The available AWD system in the Explorer is inspired by the the Land Rover and has a variable center multi-disc differential with computer controlled lock. Front and rear differentials are using 3.39:1 gearing and torque bias as much as 100% to either the front or rear wheels and the center multi-disc differential’s intelligence lock allows for a 50/50 torque split in off-road conditions. The power take off unit includes an HD cooling system so the 4WD system can supply non-stop torque delivery to all four wheels without overheating.
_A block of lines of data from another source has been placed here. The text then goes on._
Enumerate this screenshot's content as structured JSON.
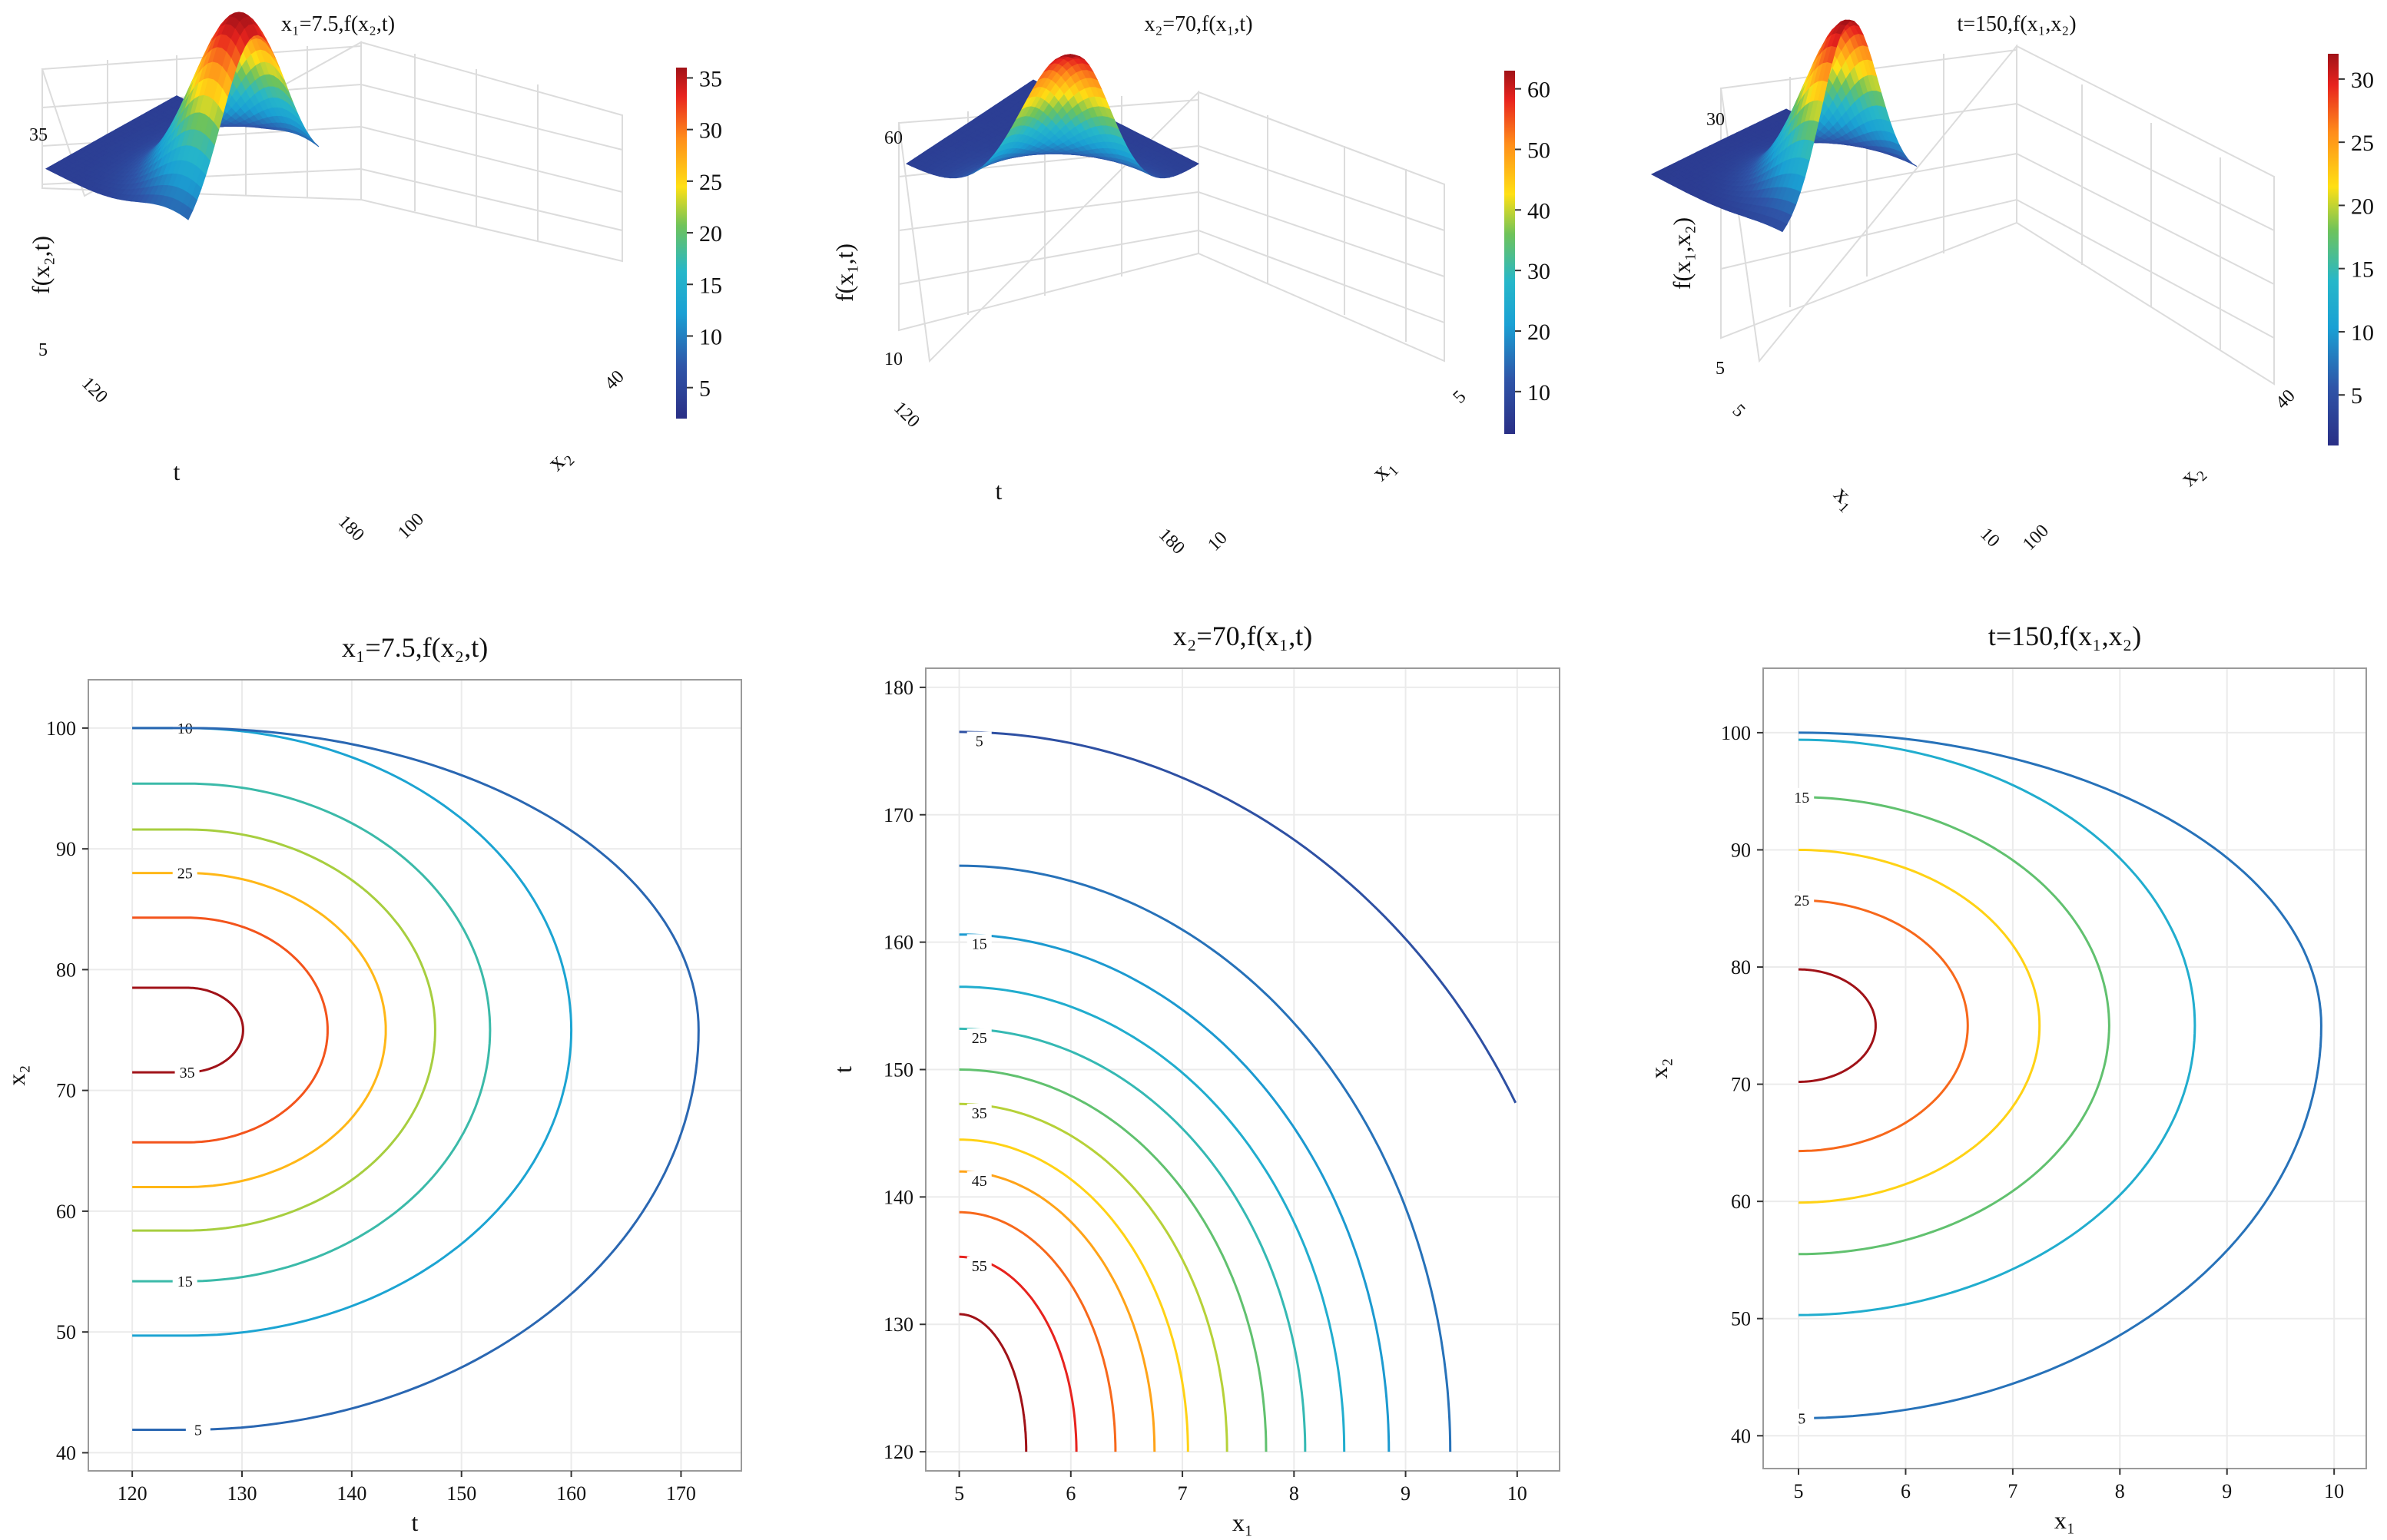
{
  "colors": {
    "palette": [
      "#2a2f86",
      "#2f4d9e",
      "#2f6fb8",
      "#1aa0d4",
      "#26b7c9",
      "#42b97a",
      "#8ccd3c",
      "#ffe014",
      "#ffb400",
      "#ff6a1e",
      "#e8231e",
      "#a01218"
    ],
    "frame": "#9a9a9a",
    "grid": "#ebebeb"
  },
  "chart_data": [
    {
      "id": "surf1",
      "type": "surface3d",
      "title": "x₁=7.5,f(x₂,t)",
      "zlabel": "f(x₂,t)",
      "xlabel": "t",
      "ylabel": "x₂",
      "ztick_labels": [
        "35",
        "5"
      ],
      "xtick_labels": [
        "120",
        "180"
      ],
      "ytick_labels": [
        "40",
        "100"
      ],
      "colorbar_ticks": [
        "35",
        "30",
        "25",
        "20",
        "15",
        "10",
        "5"
      ],
      "zrange": [
        2,
        36
      ],
      "peak": 35
    },
    {
      "id": "surf2",
      "type": "surface3d",
      "title": "x₂=70,f(x₁,t)",
      "zlabel": "f(x₁,t)",
      "xlabel": "t",
      "ylabel": "x₁",
      "ztick_labels": [
        "60",
        "10"
      ],
      "xtick_labels": [
        "120",
        "180"
      ],
      "ytick_labels": [
        "5",
        "10"
      ],
      "colorbar_ticks": [
        "60",
        "50",
        "40",
        "30",
        "20",
        "10"
      ],
      "zrange": [
        3,
        63
      ],
      "peak": 62
    },
    {
      "id": "surf3",
      "type": "surface3d",
      "title": "t=150,f(x₁,x₂)",
      "zlabel": "f(x₁,x₂)",
      "xlabel": "x₁",
      "ylabel": "x₂",
      "ztick_labels": [
        "30",
        "5"
      ],
      "xtick_labels": [
        "5",
        "10"
      ],
      "ytick_labels": [
        "40",
        "100"
      ],
      "colorbar_ticks": [
        "30",
        "25",
        "20",
        "15",
        "10",
        "5"
      ],
      "zrange": [
        1,
        32
      ],
      "peak": 31
    },
    {
      "id": "contour1",
      "type": "contour",
      "title": "x₁=7.5,f(x₂,t)",
      "xlabel": "t",
      "ylabel": "x₂",
      "x_ticks": [
        "120",
        "130",
        "140",
        "150",
        "160",
        "170"
      ],
      "y_ticks": [
        "40",
        "50",
        "60",
        "70",
        "80",
        "90",
        "100"
      ],
      "xlim": [
        116,
        175.5
      ],
      "ylim": [
        38.5,
        104
      ],
      "center": {
        "x": 120,
        "y": 75
      },
      "peak": {
        "x": 125,
        "y": 75
      },
      "levels": [
        {
          "level": 35,
          "label": "35",
          "xmax": 130.1,
          "ylo": 71.5,
          "yhi": 78.5
        },
        {
          "level": 30,
          "xmax": 137.8,
          "ylo": 65.7,
          "yhi": 84.3
        },
        {
          "level": 25,
          "label": "25",
          "xmax": 143.1,
          "ylo": 62.0,
          "yhi": 88.0
        },
        {
          "level": 20,
          "xmax": 147.6,
          "ylo": 58.4,
          "yhi": 91.6
        },
        {
          "level": 15,
          "label": "15",
          "xmax": 152.6,
          "ylo": 54.2,
          "yhi": 95.4
        },
        {
          "level": 10,
          "label": "10",
          "xmax": 160.0,
          "ylo": 49.7,
          "yhi": 100.0
        },
        {
          "level": 5,
          "label": "5",
          "xmax": 171.6,
          "ylo": 41.9,
          "yhi": 100.0
        }
      ]
    },
    {
      "id": "contour2",
      "type": "contour",
      "title": "x₂=70,f(x₁,t)",
      "xlabel": "x₁",
      "ylabel": "t",
      "x_ticks": [
        "5",
        "6",
        "7",
        "8",
        "9",
        "10"
      ],
      "y_ticks": [
        "120",
        "130",
        "140",
        "150",
        "160",
        "170",
        "180"
      ],
      "xlim": [
        4.7,
        10.38
      ],
      "ylim": [
        118.5,
        181.5
      ],
      "center": {
        "x": 5,
        "y": 120
      },
      "peak": {
        "x": 5,
        "y": 120
      },
      "levels": [
        {
          "level": 60,
          "xmax": 5.6,
          "yhi": 130.8
        },
        {
          "level": 55,
          "label": "55",
          "xmax": 6.05,
          "yhi": 135.3
        },
        {
          "level": 50,
          "xmax": 6.4,
          "yhi": 138.8
        },
        {
          "level": 45,
          "label": "45",
          "xmax": 6.75,
          "yhi": 142.0
        },
        {
          "level": 40,
          "xmax": 7.05,
          "yhi": 144.5
        },
        {
          "level": 35,
          "label": "35",
          "xmax": 7.4,
          "yhi": 147.3
        },
        {
          "level": 30,
          "xmax": 7.75,
          "yhi": 150.0
        },
        {
          "level": 25,
          "label": "25",
          "xmax": 8.1,
          "yhi": 153.2
        },
        {
          "level": 20,
          "xmax": 8.45,
          "yhi": 156.5
        },
        {
          "level": 15,
          "label": "15",
          "xmax": 8.85,
          "yhi": 160.6
        },
        {
          "level": 10,
          "xmax": 9.4,
          "yhi": 166.0
        },
        {
          "level": 5,
          "label": "5",
          "xmax": 10.7,
          "yhi": 176.5
        }
      ]
    },
    {
      "id": "contour3",
      "type": "contour",
      "title": "t=150,f(x₁,x₂)",
      "xlabel": "x₁",
      "ylabel": "x₂",
      "x_ticks": [
        "5",
        "6",
        "7",
        "8",
        "9",
        "10"
      ],
      "y_ticks": [
        "40",
        "50",
        "60",
        "70",
        "80",
        "90",
        "100"
      ],
      "xlim": [
        4.67,
        10.3
      ],
      "ylim": [
        37.2,
        105.5
      ],
      "center": {
        "x": 5,
        "y": 75
      },
      "peak": {
        "x": 5,
        "y": 75
      },
      "levels": [
        {
          "level": 30,
          "xmax": 5.72,
          "ylo": 70.2,
          "yhi": 79.8
        },
        {
          "level": 25,
          "label": "25",
          "xmax": 6.58,
          "ylo": 64.3,
          "yhi": 85.7
        },
        {
          "level": 20,
          "xmax": 7.25,
          "ylo": 59.9,
          "yhi": 90.0
        },
        {
          "level": 15,
          "label": "15",
          "xmax": 7.9,
          "ylo": 55.5,
          "yhi": 94.5
        },
        {
          "level": 10,
          "xmax": 8.7,
          "ylo": 50.3,
          "yhi": 99.4
        },
        {
          "level": 5,
          "label": "5",
          "xmax": 9.88,
          "ylo": 41.5,
          "yhi": 100.0
        }
      ]
    }
  ]
}
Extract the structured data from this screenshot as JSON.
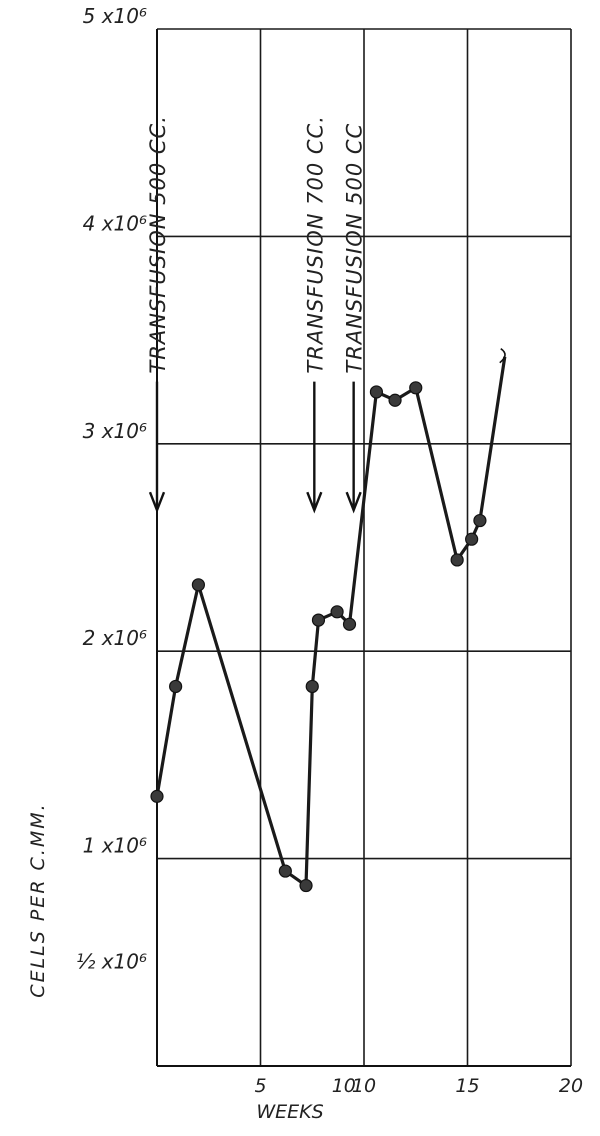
{
  "chart_data": {
    "type": "line",
    "xlabel": "WEEKS",
    "ylabel": "CELLS PER C.MM.",
    "xlim": [
      0,
      20
    ],
    "ylim": [
      0,
      5000000
    ],
    "grid": true,
    "x_ticks": [
      {
        "value": 5,
        "label": "5"
      },
      {
        "value": 10,
        "label": "10"
      },
      {
        "value": 15,
        "label": "15"
      },
      {
        "value": 20,
        "label": "20"
      }
    ],
    "x_label_extra": {
      "value": 9.7,
      "label": "10"
    },
    "y_ticks": [
      {
        "value": 500000,
        "label": "½ x10⁶"
      },
      {
        "value": 1000000,
        "label": "1 x10⁶"
      },
      {
        "value": 2000000,
        "label": "2 x10⁶"
      },
      {
        "value": 3000000,
        "label": "3 x10⁶"
      },
      {
        "value": 4000000,
        "label": "4 x10⁶"
      },
      {
        "value": 5000000,
        "label": "5 x10⁶"
      }
    ],
    "series": [
      {
        "points": [
          {
            "x": 0,
            "y": 1300000
          },
          {
            "x": 0.9,
            "y": 1830000
          },
          {
            "x": 2.0,
            "y": 2320000
          },
          {
            "x": 6.2,
            "y": 940000
          },
          {
            "x": 7.2,
            "y": 870000
          },
          {
            "x": 7.5,
            "y": 1830000
          },
          {
            "x": 7.8,
            "y": 2150000
          },
          {
            "x": 8.7,
            "y": 2190000
          },
          {
            "x": 9.3,
            "y": 2130000
          },
          {
            "x": 10.6,
            "y": 3250000
          },
          {
            "x": 11.5,
            "y": 3210000
          },
          {
            "x": 12.5,
            "y": 3270000
          },
          {
            "x": 14.5,
            "y": 2440000
          },
          {
            "x": 15.2,
            "y": 2540000
          },
          {
            "x": 15.6,
            "y": 2630000
          },
          {
            "x": 16.8,
            "y": 3420000
          }
        ],
        "marked_points": 15
      }
    ],
    "annotations": [
      {
        "text": "TRANSFUSION 500 CC.",
        "x": 0,
        "arrow_from": 3300000,
        "arrow_to": 2680000
      },
      {
        "text": "TRANSFUSION 700 CC.",
        "x": 7.6,
        "arrow_from": 3300000,
        "arrow_to": 2680000
      },
      {
        "text": "TRANSFUSION 500 CC",
        "x": 9.5,
        "arrow_from": 3300000,
        "arrow_to": 2680000
      }
    ]
  }
}
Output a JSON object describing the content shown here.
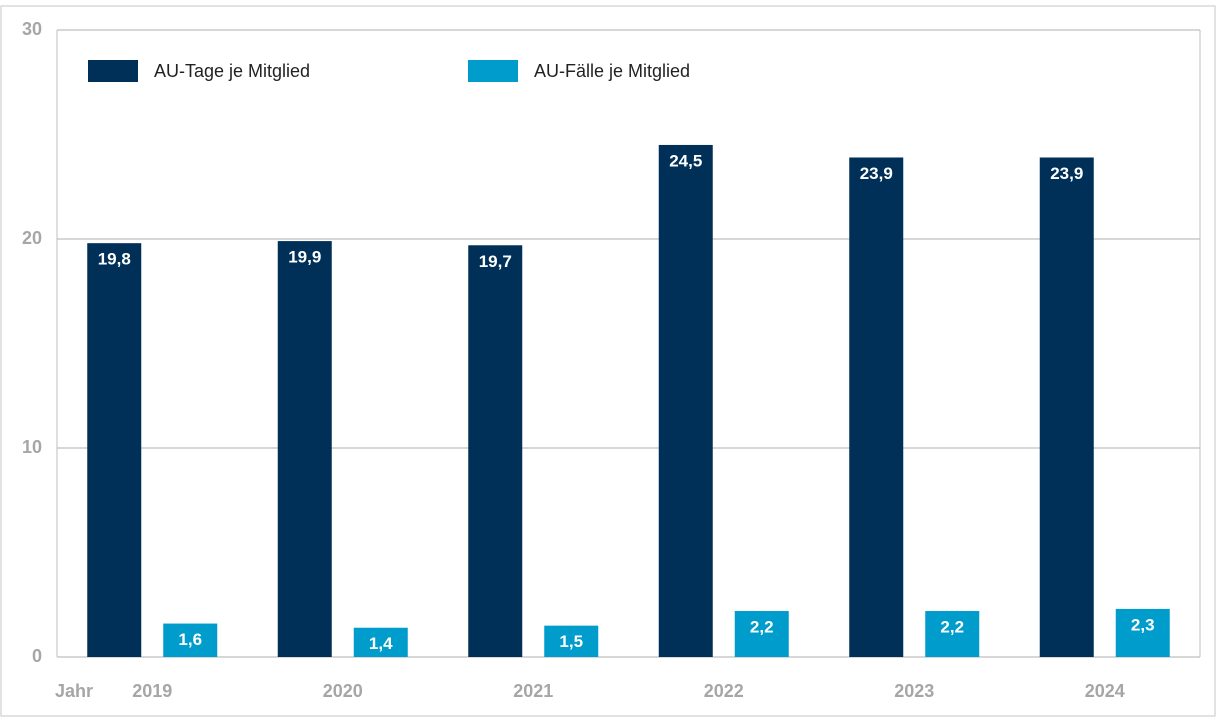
{
  "chart_data": {
    "type": "bar",
    "x_label": "Jahr",
    "categories": [
      "2019",
      "2020",
      "2021",
      "2022",
      "2023",
      "2024"
    ],
    "series": [
      {
        "name": "AU-Tage je Mitglied",
        "color": "#003057",
        "values": [
          19.8,
          19.9,
          19.7,
          24.5,
          23.9,
          23.9
        ],
        "value_labels": [
          "19,8",
          "19,9",
          "19,7",
          "24,5",
          "23,9",
          "23,9"
        ]
      },
      {
        "name": "AU-Fälle je Mitglied",
        "color": "#009ccc",
        "values": [
          1.6,
          1.4,
          1.5,
          2.2,
          2.2,
          2.3
        ],
        "value_labels": [
          "1,6",
          "1,4",
          "1,5",
          "2,2",
          "2,2",
          "2,3"
        ]
      }
    ],
    "ylim": [
      0,
      30
    ],
    "yticks": [
      0,
      10,
      20,
      30
    ],
    "grid": true
  }
}
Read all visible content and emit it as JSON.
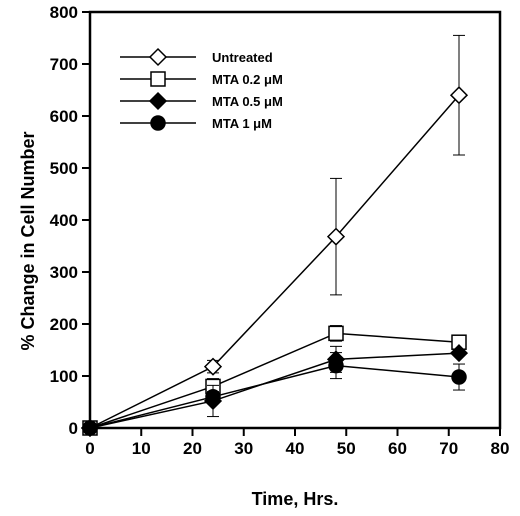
{
  "chart_data": {
    "type": "line",
    "title": "",
    "xlabel": "Time, Hrs.",
    "ylabel": "% Change in Cell Number",
    "xlim": [
      0,
      80
    ],
    "ylim": [
      0,
      800
    ],
    "xticks": [
      0,
      10,
      20,
      30,
      40,
      50,
      60,
      70,
      80
    ],
    "yticks": [
      0,
      100,
      200,
      300,
      400,
      500,
      600,
      700,
      800
    ],
    "grid": false,
    "legend_position": "top-left",
    "series": [
      {
        "name": "Untreated",
        "marker": "diamond-open",
        "x": [
          0,
          24,
          48,
          72
        ],
        "y": [
          0,
          118,
          368,
          640
        ],
        "err": [
          0,
          12,
          112,
          115
        ]
      },
      {
        "name": "MTA 0.2 μM",
        "marker": "square-open",
        "x": [
          0,
          24,
          48,
          72
        ],
        "y": [
          0,
          80,
          182,
          165
        ],
        "err": [
          0,
          15,
          15,
          0
        ]
      },
      {
        "name": "MTA 0.5 μM",
        "marker": "diamond-filled",
        "x": [
          0,
          24,
          48,
          72
        ],
        "y": [
          0,
          52,
          132,
          144
        ],
        "err": [
          0,
          30,
          25,
          0
        ]
      },
      {
        "name": "MTA 1 μM",
        "marker": "circle-filled",
        "x": [
          0,
          24,
          48,
          72
        ],
        "y": [
          0,
          60,
          120,
          98
        ],
        "err": [
          0,
          10,
          25,
          25
        ]
      }
    ],
    "colors": {
      "line": "#000000",
      "background": "#ffffff"
    }
  }
}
Off-road electronics include Hill Descent Control, Hill Ascent Assist, 4-wheel electronic traction control, and Terrain Management.
Safety features include:
- Dual front adaptive SRS air bags
- Dual front seat side impact air bags
- Dual rear safety belt air bags
- Side curtain head, torso and rollover protection air bags
- BLIS blind spot information system with rear cross traffic alert
- Forward collision warning with brake support precrash system
- Auto high-beam
- Roll Stability Control (RSC)
- Electronic stability control (ESC)
- Curve Control
It would seem that the Explorer is back on top after a few stumbles in the 3rd generation. It took the 2011 North American Truck of the Year award, and the rear inflatable seat belts won the 2011 Best New Technology Award from the Automobile Journalist’s Association of Canada.
The 2016 year model was shown at the 2014 LA Auto Show with notable appearance changes, a new power train, new trim options, and more available features. If Ford continues with the Explorer’s redemption, it could very well climb to the top of the list in sales again soon!